「学び合い」の理由

何度かこれまでにも書いていましたが改めて。
そして面倒なのでこっそりと。
 
「先進的カリキュラム」「シラバス」「評価システム」こうしたことを謳う多く学校の授業を観てきました。立派な計画、緻密な評価、そしてその理屈についての記述が紀要を埋め尽くしています。
 
しかし、そうしたものが立派であればあるほど、練られれば練られるほど授業との実際のギャップを感じます。授業者は授業の説明に今、起こった授業の説明ではなく、我々はどんな理想を掲げ、授業をしているのかを述べ、まるで今の授業はその途上であるかの話をしています。
 
そうした研究校にも確かに「すんごい」授業を実践する人は少数ですがおります。しかし、大抵そういう人はカリキュラムとか、緻密な計画無しに「直感的に」授業をしています。だから話を聞いていておもしろいのです。そして、そうした学級での子どもは何を見ているか分かります。教師という人間を見ているのです。
 
これはtwitterに置き換えるとよく分かります。数万とか数十万とかのフォロアーをもつ有名人をフォローしても、その人の情報は大抵読むだけでありその情報に関わることはまれです。大抵自分にとってはどうでもよい情報だからです。でもコアな関係を結んでいる人とは非公式リツイートをかけて積極的に関わろうとします。つまり、この人間と関わりたいと思えたときにのみ人は自ら関わろうとするのです。いろんな人とつながっているようでもちゃんと人は状況や信頼性を見極めて仕分けしているのです。
 
学習でもこれが起きます。どんなに優れたカリキュラムを構築しようともそれで子どもがそれで動くわけではありません。もしも、そうであるならば、少なくとも戦後65年でとっくに優れたカリキュラムができあがっているはずですよね。数百万人もの教師がここに携わったのですから。
 
人に物を教えるというのはそんなに簡単なものではありません。「教えれば育つもの」でも「教えないから育つもの」でもありません。そんなの明確な答えなんてそもそもないですから。
 
「学び合い」の授業であるということは、「カリキュラム」や「評価システム」という鎧を脱ぎ捨てて、裸になって子どもに人間性をさらけ出すというとてつもない「恐怖」と「困難」が待ちかまえています。私はとても難しい授業だと思います。
 
でもその一戦を超えれば、カリキュラムだろうと評価だろうとどんなものでも子どもを授業に乗せることができます。私は「順番の問題」と思っています。

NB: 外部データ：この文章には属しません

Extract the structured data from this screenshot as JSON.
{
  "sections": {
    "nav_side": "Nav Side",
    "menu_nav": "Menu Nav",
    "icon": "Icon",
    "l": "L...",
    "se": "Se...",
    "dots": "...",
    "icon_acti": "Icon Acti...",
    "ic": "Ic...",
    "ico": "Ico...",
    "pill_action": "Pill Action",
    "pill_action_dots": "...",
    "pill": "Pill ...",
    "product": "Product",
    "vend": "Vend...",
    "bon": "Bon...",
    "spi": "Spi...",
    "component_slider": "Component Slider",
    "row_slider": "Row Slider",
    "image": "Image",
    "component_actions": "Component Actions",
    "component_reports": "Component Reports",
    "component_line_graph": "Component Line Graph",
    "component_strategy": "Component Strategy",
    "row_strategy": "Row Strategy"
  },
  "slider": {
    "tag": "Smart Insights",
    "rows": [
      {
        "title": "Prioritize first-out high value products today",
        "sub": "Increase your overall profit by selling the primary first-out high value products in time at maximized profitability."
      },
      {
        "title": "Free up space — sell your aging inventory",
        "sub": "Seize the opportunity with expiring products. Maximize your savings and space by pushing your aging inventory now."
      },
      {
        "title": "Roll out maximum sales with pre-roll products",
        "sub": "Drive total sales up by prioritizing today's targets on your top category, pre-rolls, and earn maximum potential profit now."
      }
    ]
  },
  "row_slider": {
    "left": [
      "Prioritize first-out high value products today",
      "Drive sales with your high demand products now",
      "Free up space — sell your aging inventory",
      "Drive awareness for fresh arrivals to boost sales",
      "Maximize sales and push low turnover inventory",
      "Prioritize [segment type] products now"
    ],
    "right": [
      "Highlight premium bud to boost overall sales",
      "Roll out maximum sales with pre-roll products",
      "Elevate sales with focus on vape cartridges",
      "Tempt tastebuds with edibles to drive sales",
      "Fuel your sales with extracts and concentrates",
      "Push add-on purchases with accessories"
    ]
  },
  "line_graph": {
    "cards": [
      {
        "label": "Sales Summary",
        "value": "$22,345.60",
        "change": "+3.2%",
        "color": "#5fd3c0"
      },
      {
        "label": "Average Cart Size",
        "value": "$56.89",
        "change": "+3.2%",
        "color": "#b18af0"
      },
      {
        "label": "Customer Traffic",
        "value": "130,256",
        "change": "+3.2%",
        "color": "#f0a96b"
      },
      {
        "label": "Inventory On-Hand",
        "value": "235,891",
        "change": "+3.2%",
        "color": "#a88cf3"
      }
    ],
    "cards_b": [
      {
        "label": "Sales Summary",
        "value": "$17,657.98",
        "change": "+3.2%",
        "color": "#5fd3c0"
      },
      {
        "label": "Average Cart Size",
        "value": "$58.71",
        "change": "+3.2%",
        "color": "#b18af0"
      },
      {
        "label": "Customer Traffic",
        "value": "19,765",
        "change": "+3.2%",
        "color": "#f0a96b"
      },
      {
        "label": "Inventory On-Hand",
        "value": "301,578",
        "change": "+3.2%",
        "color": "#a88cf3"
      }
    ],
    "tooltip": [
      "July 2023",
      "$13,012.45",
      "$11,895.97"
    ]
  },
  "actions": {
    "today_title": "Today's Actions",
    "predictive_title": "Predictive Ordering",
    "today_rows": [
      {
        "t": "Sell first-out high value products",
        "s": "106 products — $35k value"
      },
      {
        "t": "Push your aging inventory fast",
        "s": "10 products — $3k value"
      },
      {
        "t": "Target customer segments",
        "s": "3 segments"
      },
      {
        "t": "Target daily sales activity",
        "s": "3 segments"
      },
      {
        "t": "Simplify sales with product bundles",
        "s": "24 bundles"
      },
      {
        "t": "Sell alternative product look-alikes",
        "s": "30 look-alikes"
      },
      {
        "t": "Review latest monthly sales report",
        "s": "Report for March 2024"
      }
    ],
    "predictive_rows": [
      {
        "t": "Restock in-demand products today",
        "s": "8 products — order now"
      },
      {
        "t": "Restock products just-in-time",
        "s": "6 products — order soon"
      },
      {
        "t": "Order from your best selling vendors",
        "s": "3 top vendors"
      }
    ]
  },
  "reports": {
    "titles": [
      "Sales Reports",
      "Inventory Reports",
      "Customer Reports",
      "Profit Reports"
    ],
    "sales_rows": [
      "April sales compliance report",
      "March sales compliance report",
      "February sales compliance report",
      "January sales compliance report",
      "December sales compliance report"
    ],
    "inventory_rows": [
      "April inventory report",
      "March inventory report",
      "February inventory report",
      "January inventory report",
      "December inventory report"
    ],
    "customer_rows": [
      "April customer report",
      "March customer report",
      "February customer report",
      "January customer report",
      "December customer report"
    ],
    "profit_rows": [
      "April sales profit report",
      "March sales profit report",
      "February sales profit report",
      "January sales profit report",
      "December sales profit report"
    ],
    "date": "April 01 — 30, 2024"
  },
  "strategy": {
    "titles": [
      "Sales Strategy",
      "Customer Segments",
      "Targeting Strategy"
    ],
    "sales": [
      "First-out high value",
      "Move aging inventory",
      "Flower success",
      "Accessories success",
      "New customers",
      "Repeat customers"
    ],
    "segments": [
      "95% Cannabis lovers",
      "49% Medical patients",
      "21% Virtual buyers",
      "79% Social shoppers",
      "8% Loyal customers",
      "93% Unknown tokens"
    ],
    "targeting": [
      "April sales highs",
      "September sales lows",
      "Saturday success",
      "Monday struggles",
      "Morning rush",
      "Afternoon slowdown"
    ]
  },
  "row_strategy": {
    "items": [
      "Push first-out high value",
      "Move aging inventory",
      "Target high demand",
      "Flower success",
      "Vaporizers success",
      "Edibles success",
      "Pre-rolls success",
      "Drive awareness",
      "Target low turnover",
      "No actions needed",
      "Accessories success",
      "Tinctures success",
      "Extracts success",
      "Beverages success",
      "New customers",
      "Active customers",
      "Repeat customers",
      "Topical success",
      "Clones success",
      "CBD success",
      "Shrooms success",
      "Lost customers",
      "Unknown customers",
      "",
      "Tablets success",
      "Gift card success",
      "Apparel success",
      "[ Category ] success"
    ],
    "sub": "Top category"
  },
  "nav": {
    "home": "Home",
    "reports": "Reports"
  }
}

「学び合い」ができれば、どんなスタイルの、どんなカリキュラムも、どんな評価システムも構築することができます。だって向こう(児童・生徒)がこっちを向いてるんですもの。「学び合い」ができてからが「教師としての勝負だ」とも思います。
 
「学び合い」の本質とは子どもの力を信じることであり、子どもを人間として尊重することでもあります。だから子どもはこの先生だったら着いていってもいいと思うのです。
 
やれば分かりますが、信念もない教師がカリキュラムで押せば、児童・生徒はそっぽを向きます。もちろんそれは「学び合い」でも。子どもに優しい言葉を並べようとも、評価しようとも、次にはつながらず勉強もしません。やれと言ってもやりません。「学び合い」をやっている人ならこれがどれほど苦しいか分かりますよね。
 
だから私は「学び合い」なのです。